Caption: Cancer survivor Emily Whitehead with her dog Lucy.
Credit: Emily Whitehead Foundation

Tremendous progress continues to be made against the Emperor of All Maladies, cancer. One of the most exciting areas of progress involves immunotherapy, a treatment strategy that harnesses the natural ability of the body’s own immune cells to attack and kill tumor cells. A lot of extremely hard work has gone into this research, so I was thrilled to learn that the Food and Drug Administration (FDA) just announced today its first approval of a promising type of immunotherapy called CAR-T cell therapy for kids and young adults with B-cell acute lymphoblastic leukemia (ALL)—the most common childhood cancer in the U.S.

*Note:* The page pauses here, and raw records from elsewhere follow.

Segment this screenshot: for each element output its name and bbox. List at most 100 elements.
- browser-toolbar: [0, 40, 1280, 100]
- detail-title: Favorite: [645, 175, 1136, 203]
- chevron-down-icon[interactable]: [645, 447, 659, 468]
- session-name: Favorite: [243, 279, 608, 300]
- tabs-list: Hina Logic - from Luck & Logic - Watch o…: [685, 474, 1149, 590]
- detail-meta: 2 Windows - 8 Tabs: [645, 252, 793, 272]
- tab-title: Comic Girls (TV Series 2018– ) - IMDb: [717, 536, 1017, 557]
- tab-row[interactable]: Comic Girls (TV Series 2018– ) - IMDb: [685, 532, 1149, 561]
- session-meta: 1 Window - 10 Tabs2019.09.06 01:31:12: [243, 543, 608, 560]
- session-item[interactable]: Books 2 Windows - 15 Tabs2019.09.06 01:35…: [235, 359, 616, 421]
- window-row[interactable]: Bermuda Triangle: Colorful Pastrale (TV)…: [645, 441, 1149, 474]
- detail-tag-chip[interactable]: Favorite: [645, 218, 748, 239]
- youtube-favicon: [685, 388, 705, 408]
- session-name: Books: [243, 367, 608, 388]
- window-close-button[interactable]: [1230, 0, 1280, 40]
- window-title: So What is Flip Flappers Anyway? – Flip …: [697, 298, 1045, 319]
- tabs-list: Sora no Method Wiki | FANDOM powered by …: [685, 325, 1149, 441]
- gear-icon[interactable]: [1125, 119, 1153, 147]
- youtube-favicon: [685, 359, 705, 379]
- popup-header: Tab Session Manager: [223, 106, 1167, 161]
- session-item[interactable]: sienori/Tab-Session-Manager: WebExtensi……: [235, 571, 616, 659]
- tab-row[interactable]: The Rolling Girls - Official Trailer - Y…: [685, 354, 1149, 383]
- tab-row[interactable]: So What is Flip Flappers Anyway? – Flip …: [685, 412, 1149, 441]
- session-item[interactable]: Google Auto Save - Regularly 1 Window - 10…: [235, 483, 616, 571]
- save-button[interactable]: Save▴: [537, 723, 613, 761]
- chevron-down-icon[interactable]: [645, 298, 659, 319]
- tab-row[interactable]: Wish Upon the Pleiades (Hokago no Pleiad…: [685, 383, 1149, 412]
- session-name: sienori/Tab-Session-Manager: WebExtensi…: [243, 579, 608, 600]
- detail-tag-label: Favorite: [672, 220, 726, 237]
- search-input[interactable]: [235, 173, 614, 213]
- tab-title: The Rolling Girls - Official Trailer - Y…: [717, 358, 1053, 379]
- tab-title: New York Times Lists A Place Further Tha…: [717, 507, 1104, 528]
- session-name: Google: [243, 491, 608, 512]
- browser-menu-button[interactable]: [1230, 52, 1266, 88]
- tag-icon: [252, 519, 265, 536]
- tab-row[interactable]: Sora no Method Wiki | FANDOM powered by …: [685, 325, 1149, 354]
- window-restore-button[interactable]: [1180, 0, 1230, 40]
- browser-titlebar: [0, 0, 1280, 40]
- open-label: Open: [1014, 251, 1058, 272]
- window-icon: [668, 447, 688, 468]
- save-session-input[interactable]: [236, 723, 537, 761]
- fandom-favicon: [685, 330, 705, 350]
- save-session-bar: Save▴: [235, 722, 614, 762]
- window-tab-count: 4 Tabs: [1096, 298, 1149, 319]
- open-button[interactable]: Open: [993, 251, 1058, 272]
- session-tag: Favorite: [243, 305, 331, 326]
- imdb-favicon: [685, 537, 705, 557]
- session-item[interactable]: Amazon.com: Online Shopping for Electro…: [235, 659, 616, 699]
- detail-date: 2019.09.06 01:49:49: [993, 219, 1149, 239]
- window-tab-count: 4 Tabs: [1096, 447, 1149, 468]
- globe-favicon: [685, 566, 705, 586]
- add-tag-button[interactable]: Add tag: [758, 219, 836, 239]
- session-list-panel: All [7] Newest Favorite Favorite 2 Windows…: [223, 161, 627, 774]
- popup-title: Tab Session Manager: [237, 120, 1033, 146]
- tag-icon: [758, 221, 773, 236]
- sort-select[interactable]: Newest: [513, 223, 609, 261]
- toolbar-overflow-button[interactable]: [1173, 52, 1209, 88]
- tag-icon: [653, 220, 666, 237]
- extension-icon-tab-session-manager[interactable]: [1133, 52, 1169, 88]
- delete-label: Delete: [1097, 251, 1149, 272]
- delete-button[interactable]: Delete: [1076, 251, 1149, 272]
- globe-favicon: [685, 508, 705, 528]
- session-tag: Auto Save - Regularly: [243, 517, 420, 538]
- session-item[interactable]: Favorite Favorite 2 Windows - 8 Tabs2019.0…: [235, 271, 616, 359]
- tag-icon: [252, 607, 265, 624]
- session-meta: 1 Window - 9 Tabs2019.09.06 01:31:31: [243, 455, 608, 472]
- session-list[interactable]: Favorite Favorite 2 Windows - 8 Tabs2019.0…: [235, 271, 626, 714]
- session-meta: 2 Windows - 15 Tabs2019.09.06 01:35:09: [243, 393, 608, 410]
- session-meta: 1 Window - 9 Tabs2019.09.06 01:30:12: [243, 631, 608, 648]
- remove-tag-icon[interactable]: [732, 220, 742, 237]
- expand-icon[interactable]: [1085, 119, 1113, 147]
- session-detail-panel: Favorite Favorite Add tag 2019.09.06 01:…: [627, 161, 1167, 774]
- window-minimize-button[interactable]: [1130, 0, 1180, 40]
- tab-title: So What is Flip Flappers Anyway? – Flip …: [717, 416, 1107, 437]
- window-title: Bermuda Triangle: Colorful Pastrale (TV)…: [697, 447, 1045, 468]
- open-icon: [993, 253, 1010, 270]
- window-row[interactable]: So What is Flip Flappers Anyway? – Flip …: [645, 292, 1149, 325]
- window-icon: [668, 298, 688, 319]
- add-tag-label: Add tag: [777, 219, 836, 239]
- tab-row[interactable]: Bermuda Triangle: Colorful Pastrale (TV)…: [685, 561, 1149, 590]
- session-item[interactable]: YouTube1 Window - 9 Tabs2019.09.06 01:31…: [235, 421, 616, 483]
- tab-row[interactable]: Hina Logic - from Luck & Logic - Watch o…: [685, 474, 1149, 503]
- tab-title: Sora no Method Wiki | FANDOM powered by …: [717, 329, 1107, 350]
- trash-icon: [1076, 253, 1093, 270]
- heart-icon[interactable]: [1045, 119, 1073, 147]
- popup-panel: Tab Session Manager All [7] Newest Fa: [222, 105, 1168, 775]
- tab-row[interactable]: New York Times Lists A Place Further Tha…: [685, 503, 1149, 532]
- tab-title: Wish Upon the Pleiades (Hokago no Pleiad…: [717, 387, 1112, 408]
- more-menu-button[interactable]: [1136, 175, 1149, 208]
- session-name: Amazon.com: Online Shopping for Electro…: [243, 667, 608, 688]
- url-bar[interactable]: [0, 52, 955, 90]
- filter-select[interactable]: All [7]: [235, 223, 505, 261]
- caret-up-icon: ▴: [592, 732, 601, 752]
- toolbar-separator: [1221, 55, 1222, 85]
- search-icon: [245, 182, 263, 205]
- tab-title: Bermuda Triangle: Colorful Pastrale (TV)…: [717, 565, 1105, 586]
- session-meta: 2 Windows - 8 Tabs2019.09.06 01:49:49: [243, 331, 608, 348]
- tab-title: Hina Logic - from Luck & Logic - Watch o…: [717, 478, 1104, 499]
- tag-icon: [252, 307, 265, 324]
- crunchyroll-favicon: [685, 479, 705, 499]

ALL is a cancer of white blood cells called lymphocytes. Its treatment with chemotherapy drugs, developed with NIH support, has transformed ALL’s prognosis in kids from often fatal to largely treatable: about 90 percent of young patients now recover. But for those for whom the treatment fails, the prognosis is grim.

In the spring of 2012, Emily Whitehead of Philipsburg, PA was one such patient. The little girl was deathly ill, and her parents were worried they’d run out of options. That’s when doctors at Children’s Hospital of Philadelphia gave Emily and her parents new hope. Carl June and his team had successfully treated three adults with their version of CAR-T cell therapy, which is grounded in initial basic research supported by NIH [1,2]. Moving forward with additional clinical tests, they treated Emily—their first pediatric patient—that April. For a while, it was touch and go, and Emily almost died. But by May 2012, her cancer was in remission. Today, five years later, 12-year-old Emily remains cancer free and is thriving. And I’ve had the great privilege of getting to know Emily and her parents over the last few years.